Thrombocytopenia is frequently associated with dengue virus infection. Host factors such as anti-platelet immunopathogenic processes have been implicated in the origin of dengue-associated thrombocytopenia but the role of dengue virus in directly interacting with platelets and altering their hemostatic property remains incompletely understood. In the present study, we examined the effect of dengue 2 virus on the morphology and physiological activation profile of normal human platelets using atomic force microscopy, electron microscopy and flowcytometry. Platelets obtained from healthy donors were exposed to a cell culture-adapted 10(4) LD(50) dengue 2 virus isolate in vitro and the subsequent effect on morphology and activation biology studied. Our results show that dengue 2 virus exposure at doses comparable to natural viremic states in human infections can activate platelets with an increase in P-selectin expression and fibrinogen-binding property. Atomic force, scanning and transmission electron microscopy also showed typical activation-related morphological changes such as altered platelet membrane architecture, degranulation, presence of filopodia and dilatation of the open canalicular system in the dengue 2 virus-exposed platelets but not in the controls. Importantly, Japanese encephalitis virus exposure at the same dose did not activate platelets or show any morphological changes. Our findings suggest that dengue 2 virus may directly interact with and activate platelets - an event that might be important in the origin of dengue-associated thrombocytopenia. Detailed molecular characterization of this effect might provide key knowledge toward better prophylaxis of the hemostatic complications of dengue disease.

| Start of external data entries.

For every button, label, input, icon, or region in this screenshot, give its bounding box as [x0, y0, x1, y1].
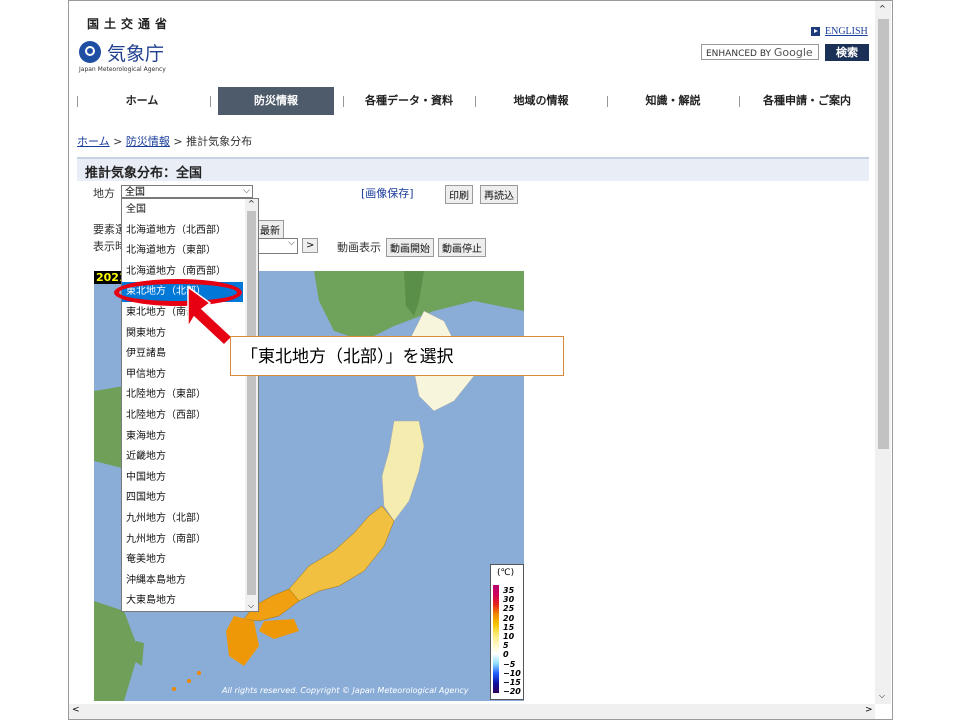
region-dropdown-list[interactable]: 全国 北海道地方（北西部） 北海道地方（東部） 北海道地方（南西部） 東北地方（北部）東… [121, 198, 259, 612]
legend-tick-label: −15 [503, 678, 521, 687]
print-button[interactable]: 印刷 [445, 185, 473, 204]
global-nav: ホーム 防災情報 各種データ・資料 地域の情報 知識・解説 各種申請・ご案内 [77, 87, 879, 115]
nav-regional[interactable]: 地域の情報 [475, 87, 607, 115]
agency-name[interactable]: 気象庁 [107, 39, 164, 66]
region-option[interactable]: 北陸地方（西部） [126, 406, 206, 426]
region-option[interactable]: 全国 [126, 200, 146, 220]
search-button[interactable]: 検索 [825, 44, 869, 61]
time-select[interactable]: ⌵ [256, 238, 298, 254]
region-label: 地方 [93, 187, 115, 200]
region-select[interactable]: 全国 ⌵ [121, 185, 253, 198]
region-option[interactable]: 九州地方（北部） [126, 509, 206, 529]
region-option[interactable]: 北海道地方（北西部） [126, 221, 226, 241]
nav-applications[interactable]: 各種申請・ご案内 [739, 87, 875, 115]
breadcrumb: ホーム > 防災情報 > 推計気象分布 [77, 133, 252, 149]
legend-tick-label: −10 [503, 668, 521, 678]
region-option[interactable]: 伊豆諸島 [126, 344, 166, 364]
english-link[interactable]: ENGLISH [825, 26, 868, 37]
ministry-name: 国土交通省 [87, 17, 173, 31]
legend-tick-label: 10 [503, 632, 515, 641]
legend-unit: (℃) [497, 568, 515, 578]
search-placeholder-google: Google [773, 46, 813, 59]
region-option[interactable]: 東海地方 [126, 427, 166, 447]
scroll-up-icon[interactable]: ^ [879, 4, 886, 13]
page-scroll-thumb[interactable] [878, 19, 889, 449]
breadcrumb-separator: > [173, 135, 183, 148]
legend-tick-label: 0 [503, 650, 509, 660]
scroll-left-icon[interactable]: < [72, 705, 80, 715]
jma-logo-icon[interactable] [79, 41, 101, 63]
legend-tick-label: 35 [503, 586, 515, 595]
region-option[interactable]: 近畿地方 [126, 447, 166, 467]
breadcrumb-current: 推計気象分布 [186, 135, 253, 148]
map-copyright: All rights reserved. Copyright © Japan M… [222, 686, 469, 695]
scroll-down-icon[interactable]: ⌵ [248, 601, 254, 611]
next-time-button[interactable]: > [302, 238, 319, 253]
page-title: 推計気象分布：全国 [85, 166, 203, 181]
nav-knowledge[interactable]: 知識・解説 [607, 87, 739, 115]
reload-button[interactable]: 再読込 [480, 185, 518, 204]
search-placeholder-brand: ENHANCED BY [706, 49, 772, 59]
nav-disaster-info[interactable]: 防災情報 [218, 87, 334, 115]
dropdown-scroll-thumb[interactable] [247, 211, 256, 595]
animation-label: 動画表示 [337, 241, 381, 254]
nav-home[interactable]: ホーム [77, 87, 207, 115]
legend-tick-label: −5 [503, 659, 516, 669]
region-option[interactable]: 関東地方 [126, 324, 166, 344]
chevron-down-icon: ⌵ [243, 186, 250, 196]
legend-gradient [493, 585, 499, 693]
scroll-up-icon[interactable]: ^ [248, 199, 255, 208]
region-option[interactable]: 四国地方 [126, 488, 166, 508]
nav-data[interactable]: 各種データ・資料 [343, 87, 475, 115]
search-input[interactable]: ENHANCED BY Google [701, 44, 819, 60]
legend-tick-label: 25 [503, 604, 515, 614]
region-option[interactable]: 甲信地方 [126, 365, 166, 385]
region-option[interactable]: 中国地方 [126, 468, 166, 488]
arrow-right-icon [811, 27, 820, 36]
latest-button[interactable]: 最新 [256, 220, 284, 239]
legend-tick-label: 15 [503, 622, 515, 632]
region-option[interactable]: 沖縄本島地方 [126, 571, 186, 591]
region-option[interactable]: 九州地方（南部） [126, 530, 206, 550]
legend-tick-label: 20 [503, 613, 515, 623]
legend-tick-label: −20 [503, 687, 521, 697]
annotation-callout: 「東北地方（北部）」を選択 [230, 336, 564, 376]
page-horizontal-scrollbar[interactable] [69, 704, 875, 719]
breadcrumb-separator: > [113, 135, 123, 148]
breadcrumb-home[interactable]: ホーム [77, 135, 110, 148]
chevron-down-icon: ⌵ [288, 238, 295, 248]
region-option[interactable]: 北海道地方（東部） [126, 241, 216, 261]
breadcrumb-disaster[interactable]: 防災情報 [126, 135, 170, 148]
dropdown-scrollbar[interactable]: ^ ⌵ [245, 199, 258, 611]
temperature-legend: (℃) 35 30 25 20 15 10 5 0 −5 −10 −15 −20 [490, 564, 524, 700]
legend-tick-label: 30 [503, 595, 515, 605]
legend-tick-label: 5 [503, 641, 509, 651]
animation-start-button[interactable]: 動画開始 [386, 238, 434, 257]
region-option[interactable]: 大東島地方 [126, 591, 176, 611]
region-option[interactable]: 北陸地方（東部） [126, 385, 206, 405]
scroll-down-icon[interactable]: ⌵ [879, 691, 885, 701]
agency-english-name: Japan Meteorological Agency [79, 66, 166, 73]
save-image-link[interactable]: [画像保存] [361, 185, 414, 201]
scroll-right-icon[interactable]: > [865, 705, 873, 715]
region-select-value: 全国 [125, 187, 145, 198]
animation-stop-button[interactable]: 動画停止 [438, 238, 486, 257]
region-option[interactable]: 奄美地方 [126, 550, 166, 570]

Dengue 2 virus inhibits in vitro megakaryocytic colony formation and induces apoptosis in thrombopoietin-inducible megakaryocytic differentiation from cord blood CD34+ cells.

Thrombocytopenia is frequently associated with dengue virus infection in humans. Although antiplatelet immunopathogenic processes have been implicated in the origin of dengue-associated thrombocytopenia, the effect of dengue viruses on megakaryocyte differentiation remains incompletely understood. In this study, we examined the effect of human dengue 2 virus isolates on the in vitro growth and differentiation of thrombopoietin-induced megakaryopoiesis of cord blood CD34+ cells. Dengue 2 viruses, but not Japanese encephalitis virus, showed a dose-dependent inhibition of CFU-Mk. Viral antigens could be detected by an immunohistochemical technique in 3-5% of the early megakaryocytic progenitors by the 5th postexposure day in liquid cultures with cell loss, increased annexin V binding and active caspase-3 expression. In summary, dengue 2 viruses can inhibit in vitro megakaryopoiesis, as well as infect and induce apoptotic cell death in a subpopulation of early megakaryocytic progenitors. These events might contribute towards the origin of thrombocytopenia in dengue disease.